Lieven J’s interpretation of the relevant provisions in the lockdown regulations is clearly correct, although it is equally important to emphasise her observations at paragraph 47 as to the underlying purpose of the regulations (a purpose equally, if not more, relevant in January 2021 than it was in relation to those in play in March 2020).

Although Lieven J only touches upon this in passing, her interpretation is also then relevant to the other side of the coin in both the first lockdown regulations and the January 2021 iteration – i.e. the ban upon indoor gatherings subject to exceptions.  If NG’s parents have a reasonable excuse to be away from the place where they live to care for him, they could equally not be subject to a direction under (now) Regulation 9(3) of the All Tiers Regulations requiring them to stop gathering indoors with him to provide care to him.

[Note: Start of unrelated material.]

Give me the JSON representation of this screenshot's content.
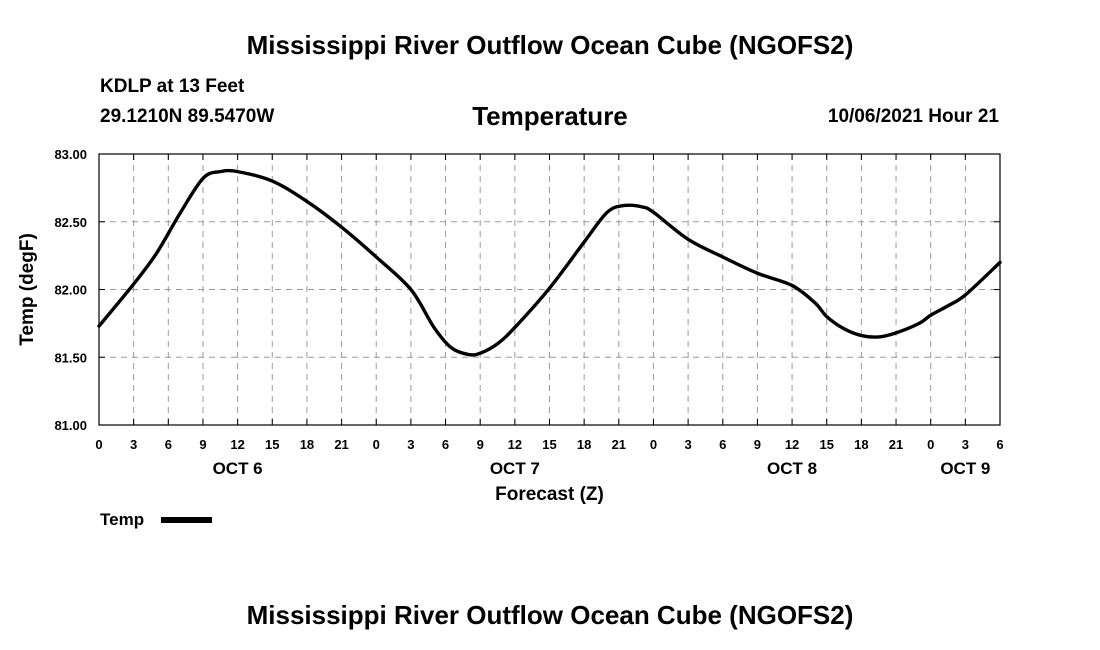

On one view, all Lieven J’s judgment does is to clear the decks to answer a question which was not asked on the face of the judgment – namely whether, even if it were lawful for his parents to visit, such visits would actually be in NG’s best interests.  Notwithstanding the obvious benefits identified by Lieven J to such visits in terms of providing NG with the emotional components of care, the care provider had previously indicated that it would withdraw care if they did so because of the risk to their staff (and to NG himself).  That Lieven J did not have to grapple with the difficult consequences of this (including as to the potential obligations of the local authority) rather suggests that the care provider must have changed its stance.

Finally, and more broadly, the observations made by Lieven J at paragraphs 48 and 51 about the different components of care are ones that are of much wider resonance and a welcome reminder of the importance of looking at the whole picture.